We didn't have the bars, the chews, and the gels of today. I think that would've made a huge difference. Something that's nutritionally packed, easy to digest, and does not interfere with the performance by blowing up your stomach – that's important in cycling but even more important in sports where you’re flipping upside down for hours. Right now I’m a huge fan of RBar Energy. They fit all my criteria: only 3 high-quality plant-based ingredients, small format, and packed with the carbs I need to perform.
In your experience and opinion, how can we improve the approach to nutrition in areas like elite gymnastics?
Where do we start if we're concerned about the ‘look’ and the performance? I think starting from the knowledge! A better understanding of what the performance of that particular athlete requires in terms of output. The performance requirements have to translate into what the body needs to be adequately fueled and generate the desired output. The desired performance. The length and intensity of the particular workout have to be considered. All of it is a consideration for how much and what type of nutrition the body needs. And then, of course, each person is different so the nutrition needs have to be personalized and tweaked over time.
No matter how you slice it, you need to support your body and what you want it to do with the right type and amount of fuel. The other part of the equation is recovery.

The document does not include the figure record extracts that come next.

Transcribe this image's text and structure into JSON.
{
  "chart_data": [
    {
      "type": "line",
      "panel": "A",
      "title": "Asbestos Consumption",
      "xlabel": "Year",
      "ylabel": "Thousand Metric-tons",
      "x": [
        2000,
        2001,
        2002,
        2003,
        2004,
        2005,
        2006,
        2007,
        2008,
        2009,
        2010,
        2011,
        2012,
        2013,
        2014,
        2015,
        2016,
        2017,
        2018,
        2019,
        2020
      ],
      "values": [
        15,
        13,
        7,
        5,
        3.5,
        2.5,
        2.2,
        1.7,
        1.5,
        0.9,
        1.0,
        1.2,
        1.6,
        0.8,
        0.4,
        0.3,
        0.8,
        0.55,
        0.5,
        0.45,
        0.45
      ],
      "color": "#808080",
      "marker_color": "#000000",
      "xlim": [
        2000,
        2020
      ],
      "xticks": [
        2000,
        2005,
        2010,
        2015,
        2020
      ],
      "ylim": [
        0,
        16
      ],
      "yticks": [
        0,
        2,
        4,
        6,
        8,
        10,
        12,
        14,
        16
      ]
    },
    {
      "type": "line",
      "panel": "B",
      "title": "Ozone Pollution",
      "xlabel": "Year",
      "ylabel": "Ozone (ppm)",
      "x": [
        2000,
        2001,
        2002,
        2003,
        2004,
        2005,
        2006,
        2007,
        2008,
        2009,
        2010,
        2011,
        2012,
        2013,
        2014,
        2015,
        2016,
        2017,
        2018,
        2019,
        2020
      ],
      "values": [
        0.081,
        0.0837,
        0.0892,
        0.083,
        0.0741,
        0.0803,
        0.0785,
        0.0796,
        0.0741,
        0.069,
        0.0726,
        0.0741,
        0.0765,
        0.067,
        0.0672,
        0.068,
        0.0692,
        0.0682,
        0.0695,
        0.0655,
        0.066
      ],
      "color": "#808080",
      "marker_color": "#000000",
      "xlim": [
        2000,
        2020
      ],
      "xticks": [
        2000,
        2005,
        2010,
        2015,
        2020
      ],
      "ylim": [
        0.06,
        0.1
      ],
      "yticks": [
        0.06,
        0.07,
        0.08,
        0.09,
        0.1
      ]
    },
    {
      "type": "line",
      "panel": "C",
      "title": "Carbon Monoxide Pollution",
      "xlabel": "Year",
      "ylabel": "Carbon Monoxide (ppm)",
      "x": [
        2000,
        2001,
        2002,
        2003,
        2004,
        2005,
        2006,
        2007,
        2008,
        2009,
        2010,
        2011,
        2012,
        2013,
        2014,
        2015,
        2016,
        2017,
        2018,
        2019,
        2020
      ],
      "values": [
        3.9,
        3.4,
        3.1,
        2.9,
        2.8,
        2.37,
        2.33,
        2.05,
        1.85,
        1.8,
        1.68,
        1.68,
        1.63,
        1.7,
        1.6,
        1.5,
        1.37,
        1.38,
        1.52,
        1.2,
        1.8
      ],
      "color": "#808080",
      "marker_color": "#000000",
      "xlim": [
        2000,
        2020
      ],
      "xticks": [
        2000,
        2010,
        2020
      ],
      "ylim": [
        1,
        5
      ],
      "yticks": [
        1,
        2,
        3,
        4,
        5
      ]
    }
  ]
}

Especially in gymnastics, you are relying on muscle memory and extremely fast reflexes. You are asking your brain to perform at a level that doesn’t have much room for mistakes. Landing on a 4” balance beam. Swinging around, flipping, and catching the bar again in a split second. When you under-fuel your body, you’re also under-fueling your brain. You get a brain fog and in a sport that relies on quick reflexes, this can be extremely dangerous. If you are not giving your brain what it needs, you can't perform at that level. This leads to poorly performed skills, which leads to injuries.
I also learned that fueling my body is not just about performance. It’s also about recovery. If I am not recovering fast enough, now I am starting my next day's practice in a deficit. I think gymnastics can hugely benefit from the nutrition science today and the products that exist to support athletes' fueling and recovery needs.